My grandmother just sent out a message in her characteristic way of thinking about The Big Picture. She was at a church recital and she got to thinking about Jews and the early Christian movement.
I went to hear the Lessons and Carols this afternoon, and I have been singing to myself ever since, “Sing to all Jer- ooo- salem, Christ is born in Bethlehem”. So the message is to the Jewish people,. But they never accepted it. Why? Imagine if they had agreed to sing along – there would be no Israel festering in the Middle East. Maybe Islam wouldn’t have taken root and grown, if its few beginners had been faced with one cohesive religion all around them. No Crusades, no Holocaust, no Merchant of Venice. Gosh.

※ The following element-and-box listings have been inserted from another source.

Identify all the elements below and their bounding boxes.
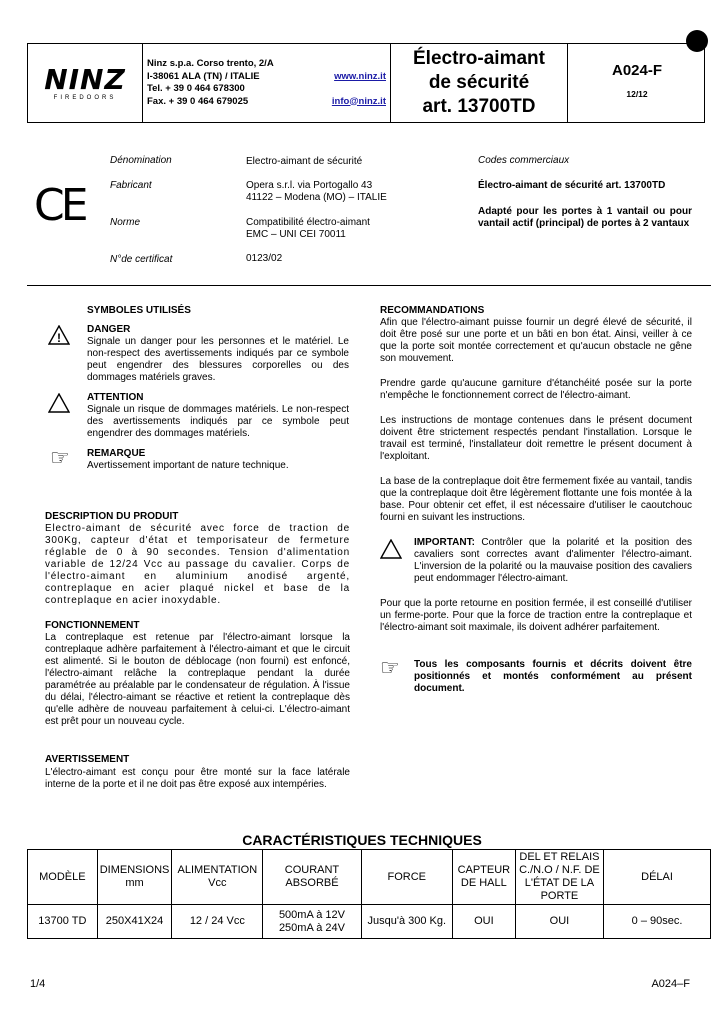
denomination-label: Dénomination <box>110 155 172 166</box>
company-name: Ninz s.p.a. Corso trento, 2/A <box>147 58 274 69</box>
attention-icon <box>48 393 70 413</box>
pointing-hand-icon: ☞ <box>50 446 70 471</box>
denomination-value: Electro-aimant de sécurité <box>246 156 363 167</box>
danger-title: DANGER <box>87 324 131 335</box>
email-link[interactable]: info@ninz.it <box>331 95 386 107</box>
header-relais: DEL ET RELAIS C./N.O / N.F. DE L'ÉTAT DE LA PORTE <box>515 850 603 905</box>
svg-text:!: ! <box>57 331 61 345</box>
doc-revision: 12/12 <box>626 89 648 99</box>
table-header-row <box>28 850 711 905</box>
fabricant-value: Opera s.r.l. via Portogallo 43 41122 – Modena (MO) – ITALIE <box>246 180 387 203</box>
recommandations-p2: Prendre garde qu'aucune garniture d'étanchéité posée sur la porte n'empêche le fonctionnement correct de l'électro-aimant. <box>380 378 692 401</box>
code-note: Adapté pour les portes à 1 vantail ou pour vantail actif (principal) de portes à 2 vantaux <box>478 206 692 229</box>
tech-table <box>27 849 711 939</box>
important-warning-icon <box>380 539 402 559</box>
recommandations-title: RECOMMANDATIONS <box>380 305 485 316</box>
header-dimensions: DIMENSIONS mm <box>97 850 172 905</box>
symbols-title: SYMBOLES UTILISÉS <box>87 305 191 316</box>
doc-code: A024-F <box>611 62 663 79</box>
important-note: IMPORTANT: Contrôler que la polarité et la position des cavaliers sont correctes avant d'alimenter l'électro-aimant. L'inversion de la polarité ou la mauvaise position des cavaliers peut endommager l'électro-aimant. <box>414 537 692 584</box>
norme-label: Norme <box>110 217 141 228</box>
recommandations-p4: La base de la contreplaque doit être fermement fixée au vantail, tandis que la contreplaque doit être légèrement flottante une fois montée à la base. Pour obtenir cet effet, il est nécessaire d'utiliser le caoutchouc fourni en suivant les instructions. <box>380 476 692 523</box>
avertissement-title: AVERTISSEMENT <box>45 754 130 765</box>
header-courant: COURANT ABSORBÉ <box>263 850 361 905</box>
recommandations-note: Tous les composants fournis et décrits doivent être positionnés et montés conformément au présent document. <box>414 659 692 694</box>
remarque-title: REMARQUE <box>87 448 146 459</box>
header-capteur: CAPTEUR DE HALL <box>452 850 515 905</box>
certificat-label: N°de certificat <box>110 254 173 265</box>
document-code <box>568 44 706 122</box>
cell-dimensions: 250X41X24 <box>97 905 172 939</box>
header-force: FORCE <box>361 850 452 905</box>
code-product: Électro-aimant de sécurité art. 13700TD <box>478 180 666 191</box>
description-text: Electro-aimant de sécurité avec force de traction de 300Kg, capteur d'état et temporisateur de fermeture réglable de 0 à 90 secondes. Tension d'alimentation variable de 12/24 Vcc au passage du cavalier. Corps de l'électro-aimant en aluminium anodisé argenté, contreplaque en acier plaqué nickel et base de la contreplaque en acier inoxydable. <box>45 523 350 606</box>
website-link[interactable]: www.ninz.it <box>334 70 386 82</box>
company-logo: NINZ FIREDOORS <box>28 44 143 122</box>
cell-relais: OUI <box>515 905 603 939</box>
description-title: DESCRIPTION DU PRODUIT <box>45 511 179 522</box>
footer-code: A024–F <box>651 978 690 990</box>
pointing-hand-icon-2: ☞ <box>380 656 400 681</box>
danger-text: Signale un danger pour les personnes et le matériel. Le non-respect des avertissements indiqués par ce symbole peut engendrer des blessures corporelles ou des dommages matériels graves. <box>87 336 349 383</box>
document-header <box>27 43 705 123</box>
attention-title: ATTENTION <box>87 392 144 403</box>
cell-model: 13700 TD <box>28 905 98 939</box>
recommandations-p5: Pour que la porte retourne en position fermée, il est conseillé d'utiliser un ferme-porte. Pour que la force de traction entre la contreplaque et l'électro-aimant soit maximale, ils doivent adhérer parfaitement. <box>380 598 692 633</box>
cell-alimentation: 12 / 24 Vcc <box>172 905 263 939</box>
section-divider <box>27 285 711 286</box>
company-tel: Tel. + 39 0 464 678300 <box>147 83 245 94</box>
danger-icon <box>48 325 70 345</box>
cell-force: Jusqu'à 300 Kg. <box>361 905 452 939</box>
company-city: I-38061 ALA (TN) / ITALIE <box>147 70 260 82</box>
fabricant-label: Fabricant <box>110 180 152 191</box>
cell-delai: 0 – 90sec. <box>604 905 711 939</box>
recommandations-p3: Les instructions de montage contenues dans le présent document doivent être strictement respectés pendant l'installation. Lorsque le travail est terminé, l'installateur doit remettre le présent document à l'exploitant. <box>380 415 692 462</box>
ce-mark-icon: CE <box>34 180 85 231</box>
document-title: Électro-aimant de sécurité art. 13700TD <box>391 44 568 122</box>
header-alimentation: ALIMENTATION Vcc <box>172 850 263 905</box>
page-number: 1/4 <box>30 978 46 990</box>
black-dot-mark <box>686 30 708 52</box>
table-row <box>28 905 711 939</box>
cell-capteur: OUI <box>452 905 515 939</box>
company-fax: Fax. + 39 0 464 679025 <box>147 95 249 107</box>
avertissement-text: L'électro-aimant est conçu pour être monté sur la face latérale interne de la porte et il ne doit pas être exposé aux intempéries. <box>45 767 350 790</box>
codes-label: Codes commerciaux <box>478 155 570 166</box>
attention-text: Signale un risque de dommages matériels. Le non-respect des avertissements indiqués par ce symbole peut engendrer des dommages matériels. <box>87 404 349 439</box>
header-model: MODÈLE <box>28 850 98 905</box>
cell-courant: 500mA à 12V 250mA à 24V <box>263 905 361 939</box>
tech-title: CARACTÉRISTIQUES TECHNIQUES <box>242 832 482 848</box>
header-delai: DÉLAI <box>604 850 711 905</box>
fonctionnement-title: FONCTIONNEMENT <box>45 620 140 631</box>
recommandations-p1: Afin que l'électro-aimant puisse fournir un degré élevé de sécurité, il doit être posé sur une porte et un bâti en bon état. Ainsi, veiller à ce que la porte soit montée correctement et qu'aucun obstacle ne gêne son mouvement. <box>380 317 692 364</box>
norme-value: Compatibilité électro-aimant EMC – UNI CEI 70011 <box>246 217 370 240</box>
fonctionnement-text: La contreplaque est retenue par l'électro-aimant lorsque la contreplaque adhère parfaitement à l'électro-aimant et que le circuit est alimenté. Si le bouton de déblocage (non fourni) est enfoncé, l'électro-aimant relâche la contreplaque pendant la durée paramétrée au préalable par le condensateur de régulation. À l'issue du délai, l'électro-aimant se réactive et retient la contreplaque dès qu'elle adhère de nouveau parfaitement à celui-ci. L'électro-aimant est prêt pour un nouveau cycle. <box>45 632 350 727</box>
certificat-value: 0123/02 <box>246 253 283 264</box>
company-address <box>143 44 391 122</box>
remarque-text: Avertissement important de nature technique. <box>87 460 289 471</box>
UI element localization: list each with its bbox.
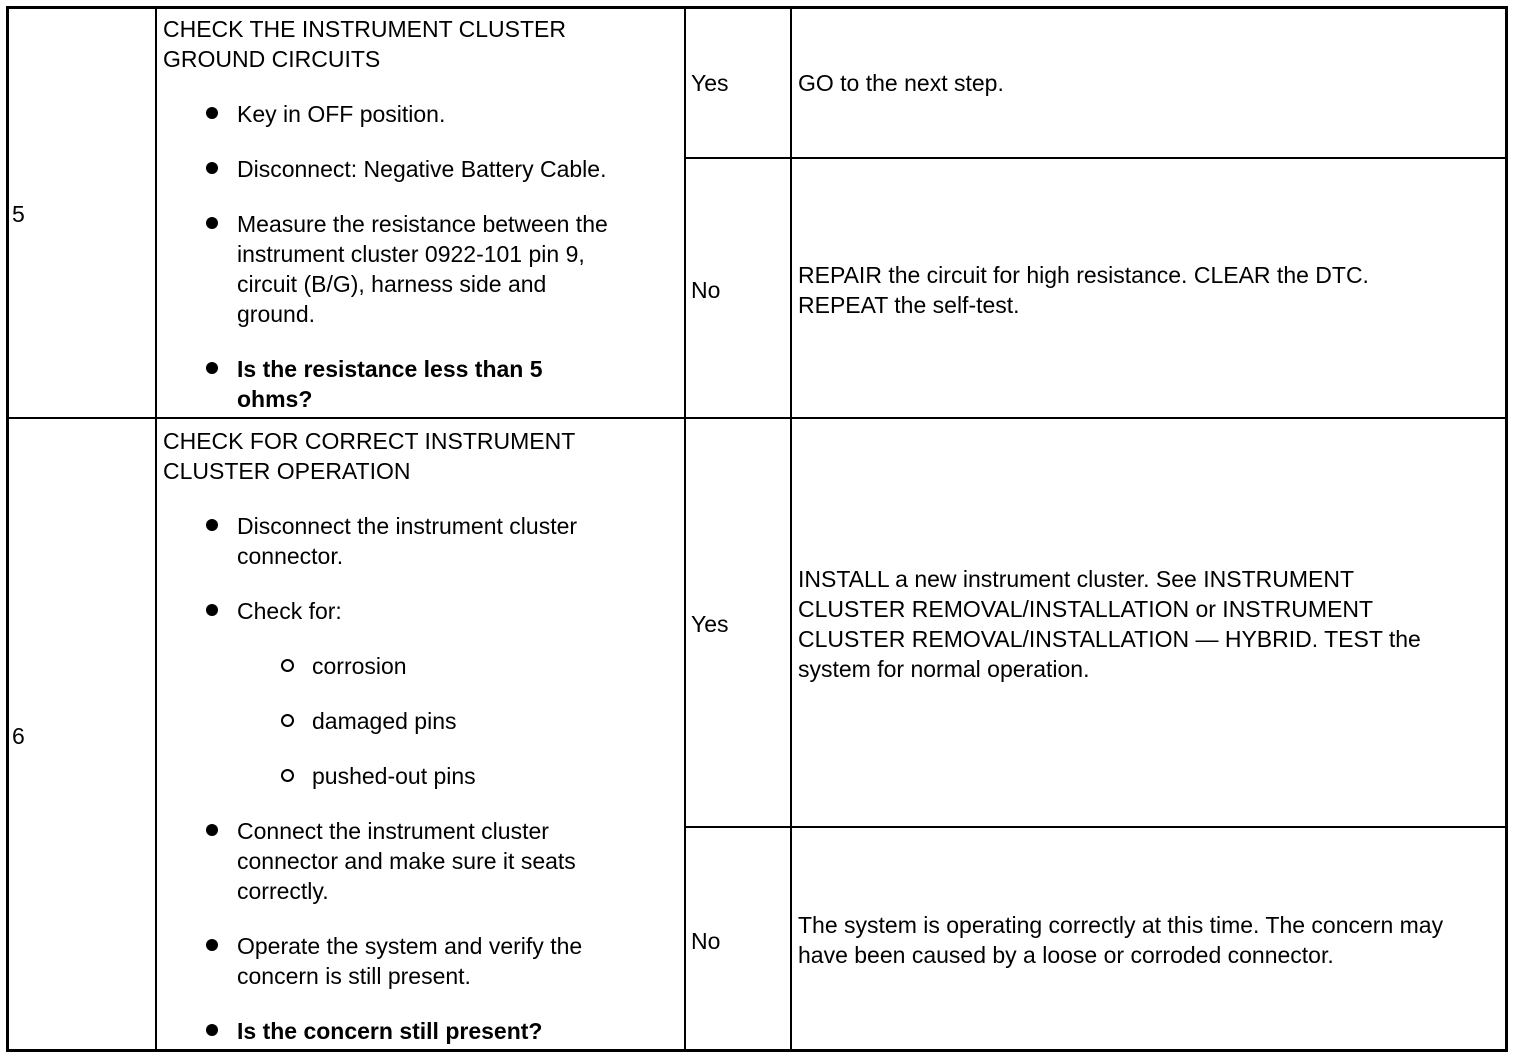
instruction-item: connector and make sure it seats (237, 848, 576, 874)
yes-label: Yes (691, 611, 729, 637)
step-title: CLUSTER OPERATION (163, 458, 411, 484)
sub-instruction-item: damaged pins (312, 708, 457, 734)
instruction-item: connector. (237, 543, 344, 569)
instruction-item: concern is still present. (237, 963, 471, 989)
instruction-item: ground. (237, 301, 316, 327)
question-item: ohms? (237, 386, 313, 412)
bullet-icon (206, 604, 218, 616)
instruction-item: Key in OFF position. (237, 101, 446, 127)
sub-instruction-item: pushed-out pins (312, 763, 476, 789)
step-number: 5 (12, 201, 25, 227)
instruction-item: instrument cluster 0922-101 pin 9, (237, 241, 585, 267)
bullet-icon (206, 217, 218, 229)
sub-bullet-icon (281, 659, 294, 672)
bullet-icon (206, 519, 218, 531)
step-title: GROUND CIRCUITS (163, 46, 381, 72)
step-title: CHECK THE INSTRUMENT CLUSTER (163, 16, 566, 42)
instruction-item: Check for: (237, 598, 342, 624)
yes-label: Yes (691, 70, 729, 96)
row-divider (684, 826, 1508, 828)
column-divider (684, 6, 686, 1052)
yes-action: system for normal operation. (798, 656, 1090, 682)
no-action: REPEAT the self-test. (798, 292, 1020, 318)
row-divider (684, 157, 1508, 159)
sub-bullet-icon (281, 714, 294, 727)
bullet-icon (206, 1024, 218, 1036)
yes-action: CLUSTER REMOVAL/INSTALLATION or INSTRUMENT (798, 596, 1374, 622)
yes-action: CLUSTER REMOVAL/INSTALLATION — HYBRID. TEST the (798, 626, 1421, 652)
step-title: CHECK FOR CORRECT INSTRUMENT (163, 428, 576, 454)
column-divider (790, 6, 792, 1052)
instruction-item: Connect the instrument cluster (237, 818, 549, 844)
instruction-item: Disconnect: Negative Battery Cable. (237, 156, 607, 182)
bullet-icon (206, 362, 218, 374)
no-action: have been caused by a loose or corroded connector. (798, 942, 1334, 968)
question-item: Is the concern still present? (237, 1018, 543, 1044)
yes-action: GO to the next step. (798, 70, 1004, 96)
instruction-item: circuit (B/G), harness side and (237, 271, 547, 297)
no-label: No (691, 928, 721, 954)
no-action: REPAIR the circuit for high resistance. CLEAR the DTC. (798, 262, 1369, 288)
bullet-icon (206, 824, 218, 836)
sub-instruction-item: corrosion (312, 653, 407, 679)
no-action: The system is operating correctly at this time. The concern may (798, 912, 1444, 938)
column-divider (155, 6, 157, 1052)
no-label: No (691, 277, 721, 303)
instruction-item: Operate the system and verify the (237, 933, 583, 959)
diagnostic-table (6, 6, 1508, 1052)
bullet-icon (206, 107, 218, 119)
instruction-item: Measure the resistance between the (237, 211, 608, 237)
question-item: Is the resistance less than 5 (237, 356, 543, 382)
step-number: 6 (12, 723, 25, 749)
sub-bullet-icon (281, 769, 294, 782)
instruction-item: Disconnect the instrument cluster (237, 513, 578, 539)
row-divider (6, 417, 1508, 419)
bullet-icon (206, 939, 218, 951)
bullet-icon (206, 162, 218, 174)
yes-action: INSTALL a new instrument cluster. See INSTRUMENT (798, 566, 1355, 592)
instruction-item: correctly. (237, 878, 329, 904)
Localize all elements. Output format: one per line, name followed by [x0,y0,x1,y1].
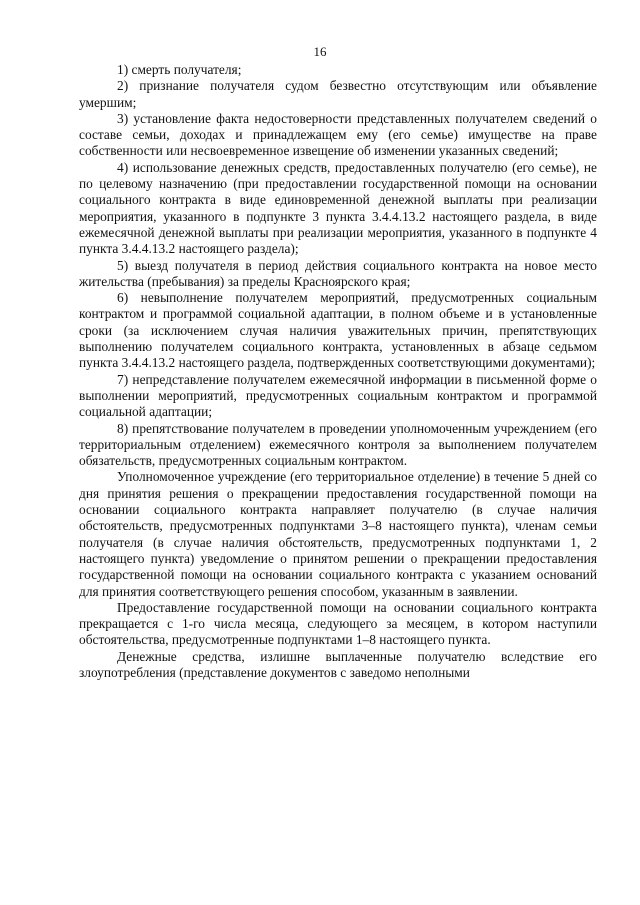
paragraph-item-2-missing: 2) признание получателя судом безвестно отсутствующим или объявление умершим; [79,78,597,110]
paragraph-item-3-false-info: 3) установление факта недостоверности представленных получателем сведений о составе семьи, доходах и принадлежащем ему (его семье) имуществе на праве собственности или несвоевременное извещение об изменении указанных сведений; [79,110,597,159]
document-body [79,62,597,681]
paragraph-item-7-no-report: 7) непредставление получателем ежемесячной информации в письменной форме о выполнении мероприятий, предусмотренных социальным контрактом и программой социальной адаптации; [79,371,597,420]
paragraph-notification: Уполномоченное учреждение (его территориальное отделение) в течение 5 дней со дня принятия решения о прекращении предоставления государственной помощи на основании социального контракта направляет получателю (в случае наличия обстоятельств, предусмотренных подпунктами 3–8 настоящего пункта), членам семьи получателя (в случае наличия обстоятельств, предусмотренных подпунктами 1, 2 настоящего пункта) уведомление о принятом решении о прекращении предоставления государственной помощи на основании социального контракта с указанием оснований для принятия соответствующего решения способом, указанным в заявлении. [79,469,597,599]
paragraph-overpayment: Денежные средства, излишне выплаченные получателю вследствие его злоупотребления (представление документов с заведомо неполными [79,648,597,680]
page-number: 16 [313,44,327,59]
paragraph-item-6-non-fulfillment: 6) невыполнение получателем мероприятий, предусмотренных социальным контрактом и программой социальной адаптации, в полном объеме и в установленные сроки (за исключением случая наличия уважительных причин, препятствующих выполнению получателем социального контракта, установленных в абзаце седьмом пункта 3.4.4.13.2 настоящего раздела, подтвержденных соответствующими документами); [79,290,597,371]
paragraph-item-4-misuse: 4) использование денежных средств, предоставленных получателю (его семье), не по целевому назначению (при предоставлении государственной помощи на основании социального контракта в виде единовременной денежной выплаты при реализации мероприятия, указанного в подпункте 3 пункта 3.4.4.13.2 настоящего раздела, в виде ежемесячной денежной выплаты при реализации мероприятия, указанного в подпункте 4 пункта 3.4.4.13.2 настоящего раздела); [79,159,597,257]
paragraph-item-5-relocation: 5) выезд получателя в период действия социального контракта на новое место жительства (пребывания) за пределы Красноярского края; [79,257,597,289]
paragraph-item-1-death: 1) смерть получателя; [117,62,242,77]
paragraph-termination-date: Предоставление государственной помощи на основании социального контракта прекращается с 1-го числа месяца, следующего за месяцем, в котором наступили обстоятельства, предусмотренные подпунктами 1–8 настоящего пункта. [79,599,597,648]
paragraph-item-8-obstruction: 8) препятствование получателем в проведении уполномоченным учреждением (его территориальным отделением) ежемесячного контроля за выполнением получателем обязательств, предусмотренных социальным контрактом. [79,420,597,469]
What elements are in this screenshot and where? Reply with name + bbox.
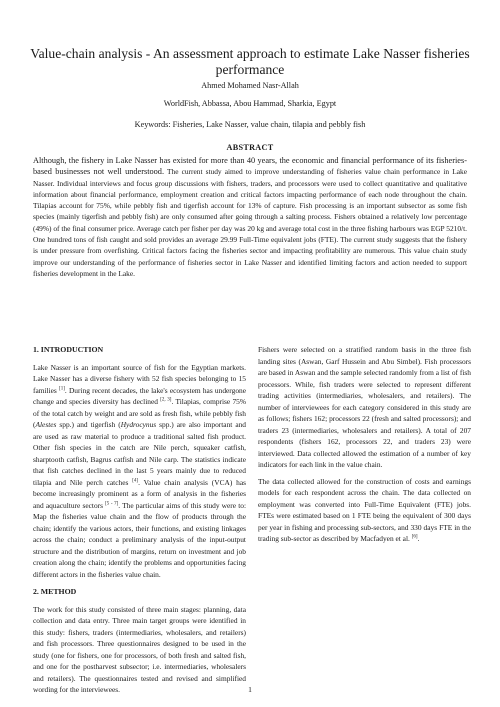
page-number: 1 xyxy=(248,685,252,694)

I love that my grandmother thinks of things like this, but I suspect the Jews didn't take to early Christianity because as far as they were concerned it was pure heresy for a living man to claim to be the messiah, even in his supposedly reserved way. Also, splitting the Jewish communities of Rome into olde timey Jews and new-fangled 'Christians' put all of them at an inferior position, politically. The Jewish community was treated with a little respect by Rome; this new upstart cult could throw all of that out the window. I have no trouble at all understanding Jewish resistance to Christianity.
As for Islam, there is certainly a causal-historical point of view: if not for Christianity, no Islam; if not for Judaism, no Christianity. However, there's also the idea that the Arab people were, politically and socially, ready for a new faith, perhaps even in need of one, and they happened to grab up what was at hand, the Judeo-Christian tradition, and then altered it and fit it to their own context. And all of that happens over hundreds of years, of course, so it has time to be molded and shaped and squished to satisfy the various desires of those who are in the position of privilege to be able to alter the text; the exact same things are true of the Torah and the New Testament, of course.
The perniciousness of Jehovah, it seems to me, is logically going to be the result of setting up any one godhead. There is an inherent statement in monotheism that not only can my god beat up your god, but your god doesn't actually exist. You've merely fallen prey to some character that we made up to stand in for everyone else's beliefs (Satan), or petty, random spirits who are out to screw with you (demons or Arab djinns, for example). If we're going to point to any one religious mistake, it's monotheism. At least with the polytheists, there's always room for one more, as long as that one doesn't claim to be the only one. Within polytheism, there is an implicit welcoming of many stories, many voices, and many points of view. That's not to claim that polytheists don't wage wars and commit colonial genocide and persecute women and all of those things.
In the end, which religion you follow is meaningless compared to how well you treat your fellow human being, and no faith can claim to be the 'religion of peace' without a heavy dose of hypocrisy; they've all done all of the things that they claim only the pagans do, or the heretics, or the infidels, or the barbarians, or whomever. Nobody's hands are clean. Not Jesus, Abraham, and Mohamed. Not Krishna, the Buddha, and the Master Kung. Everyone kills to demonstrate that they're the best at maintaining peace. This is one of the many, many, many reasons why I stopped believing that humans are inherently logical creatures.
Merry Christmas.
Posted by orion at December 18, 2006 11:57 AM"Israel festering?" Your gramma scares me Orion. Did you ask her what would have happened if no one bought Jesus' messiah thing? Man, people are crazy.